Preliminary data from TENACITY-01, presented by Dr Lori Muffly of Stanford Medicine, covered seven adult patients who had received CTD402 at the recommended Phase 2 dose following standard lymphodepletion chemotherapy. As of 8 June 2026, the therapy produced an overall response rate of 85.7% and an overall complete remission rate of 71.4%, with 80% of those achieving complete remission also testing negative for minimal residual disease (MRD). The safety profile was broadly manageable: cytokine release syndrome of Grade 2 or below was observed in 86% of patients, and no cases of neurotoxicity syndrome or graft-versus-host disease were reported. CAR-T cell persistence beyond 28 days was recorded in 60% of patients.

"We're now seeing consistent efficacy with an 85.7% overall response rate and high rates of MRD-negative remissions, reinforcing the potential of this off-the-shelf therapy for patients with very limited treatment options," said Muffly.

Paediatric data and survival signal

In the second presentation, Dr Xian Zhang of Hebei Yanda Ludaopei Hospital reported pooled data from 15 adolescent and paediatric patients with a median age of 15, treated across five academic centres in China. CTD402 produced an 80% complete remission rate, with 83.3% of responders achieving MRD-negative status. Importantly, median overall survival had not been reached in patients who went on to receive consolidative allogeneic haematopoietic stem cell transplant, compared with 4.8 months in those who did not, a statistically significant difference (p=0.026). No neurotoxicity or severe infections were observed in this cohort.

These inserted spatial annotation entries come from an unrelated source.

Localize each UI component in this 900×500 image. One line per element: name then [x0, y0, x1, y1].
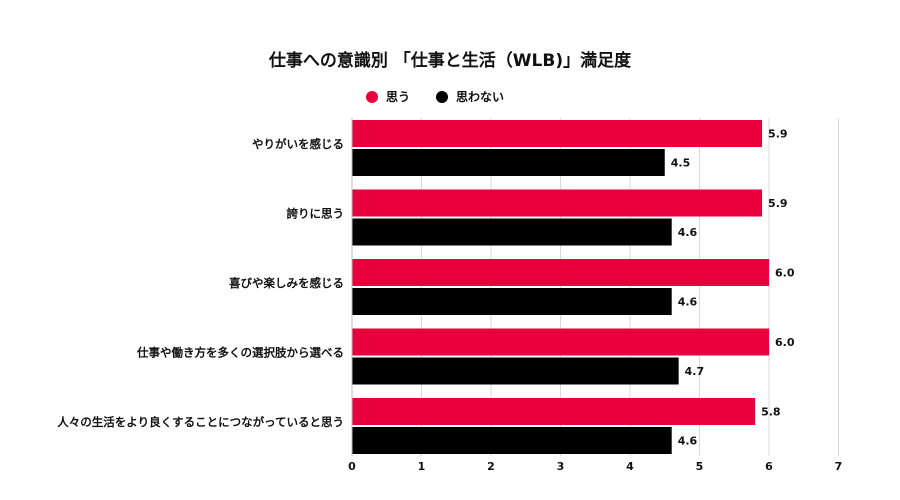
data-label-agree-4: 5.8: [761, 406, 781, 419]
data-label-disagree-2: 4.6: [678, 296, 698, 309]
category-label-4: 人々の生活をより良くすることにつながっていると思う: [57, 415, 344, 429]
x-tick-label-5: 5: [696, 460, 704, 473]
bar-disagree-2: [352, 288, 672, 315]
legend-item-agree: 思う: [366, 88, 410, 105]
data-label-disagree-0: 4.5: [671, 157, 691, 170]
x-tick-label-0: 0: [348, 460, 356, 473]
bar-agree-2: [352, 259, 769, 286]
x-tick-label-4: 4: [626, 460, 634, 473]
bar-disagree-3: [352, 357, 679, 385]
legend-item-disagree: 思わない: [436, 88, 504, 105]
bar-agree-0: [352, 120, 763, 147]
bar-disagree-1: [352, 218, 672, 246]
x-tick-label-2: 2: [487, 460, 495, 473]
data-label-disagree-3: 4.7: [685, 365, 705, 378]
x-tick-label-1: 1: [418, 460, 426, 473]
category-label-3: 仕事や働き方を多くの選択肢から選べる: [136, 346, 344, 360]
bar-disagree-4: [352, 427, 672, 454]
data-label-disagree-1: 4.6: [678, 226, 698, 239]
data-label-agree-0: 5.9: [768, 128, 788, 141]
category-label-2: 喜びや楽しみを感じる: [229, 276, 344, 290]
data-label-agree-3: 6.0: [775, 336, 795, 349]
category-label-1: 誇りに思う: [287, 207, 345, 221]
bar-disagree-0: [352, 149, 665, 176]
bar-agree-4: [352, 398, 756, 425]
legend: 思う 思わない: [366, 88, 530, 105]
bar-agree-3: [352, 328, 769, 356]
bar-agree-1: [352, 189, 763, 217]
chart-title: 仕事への意識別 「仕事と生活（WLB)」満足度: [268, 51, 632, 71]
data-label-disagree-4: 4.6: [678, 435, 698, 448]
legend-label-agree: 思う: [386, 90, 411, 104]
data-label-agree-1: 5.9: [768, 197, 788, 210]
x-tick-label-3: 3: [557, 460, 565, 473]
legend-swatch-agree: [366, 90, 378, 103]
x-tick-label-6: 6: [765, 460, 773, 473]
data-label-agree-2: 6.0: [775, 267, 795, 280]
legend-label-disagree: 思わない: [456, 90, 505, 104]
category-label-0: やりがいを感じる: [252, 137, 344, 151]
legend-swatch-disagree: [436, 90, 449, 103]
x-tick-label-7: 7: [835, 460, 843, 473]
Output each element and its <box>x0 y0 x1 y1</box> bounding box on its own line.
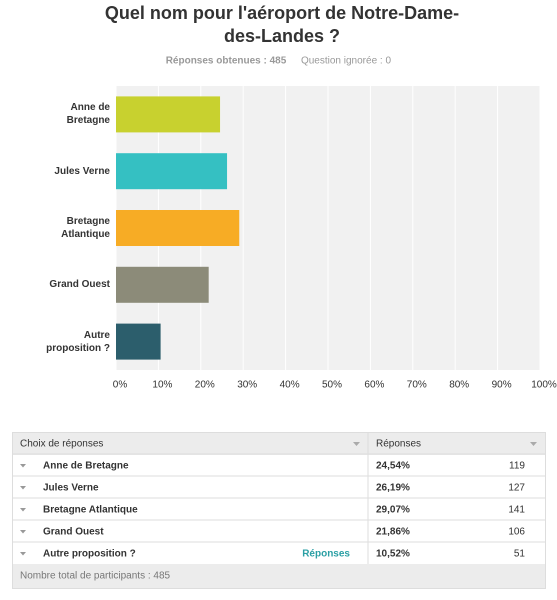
x-tick-label: 60% <box>364 380 384 391</box>
expand-icon <box>20 508 26 512</box>
sort-icon <box>353 442 360 446</box>
x-tick-label: 50% <box>322 380 342 391</box>
expand-icon <box>20 552 26 556</box>
choice-cell: Anne de Bretagne <box>43 461 129 472</box>
x-tick-label: 80% <box>449 380 469 391</box>
stat: Question ignorée : 0 <box>301 56 391 67</box>
table-footer <box>13 564 545 588</box>
choice-cell: Autre proposition ? <box>43 549 136 560</box>
category-label: Jules Verne <box>54 165 110 177</box>
table-border <box>12 432 546 589</box>
sort-icon <box>530 442 537 446</box>
x-tick-label: 10% <box>152 380 172 391</box>
bar <box>116 266 209 303</box>
header-cell: Réponses <box>376 439 421 450</box>
count-cell: 141 <box>508 505 525 516</box>
count-cell: 106 <box>508 527 525 538</box>
count-cell: 127 <box>508 483 525 494</box>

CTD402 employs T-cell receptor and HLA class II knockout alongside Imviva's proprietary ANSWER inhibitory ligands, engineered to reduce host immune rejection without the need for patient-specific manufacturing. The FDA has granted the candidate both Rare Paediatric Disease Designation and Regenerative Medicine Advanced Therapy (RMAT) designation for R/R T-ALL.

Market and competitive context

Allogeneic, or "off-the-shelf", CAR-T development has attracted sustained investment as a potential answer to the logistical and time pressures of autologous manufacturing. Several companies, including Precision BioSciences and Allogene Therapeutics, have pursued allogeneic platforms across B-cell and T-cell malignancies, with mixed results in early trials. The T-ALL indication is particularly challenging because CD7-targeting risks eliminating healthy T-cells alongside malignant ones, requiring engineering solutions of the kind Imviva has built into CTD402.

The RMAT designation is meaningful commercially: it provides intensive FDA interaction and can support rolling review, potentially compressing the timeline to a Biologics Licence Application. With TENACITY-01 still enrolling globally, the current dataset remains small and the adult cohort of seven patients limits statistical confidence. Investors and clinicians will look for expanded patient numbers, longer follow-up, and durability data before drawing firm conclusions on CTD402's competitive position against both emerging allogeneic rivals and established autologous regimens used as bridge-to-transplant.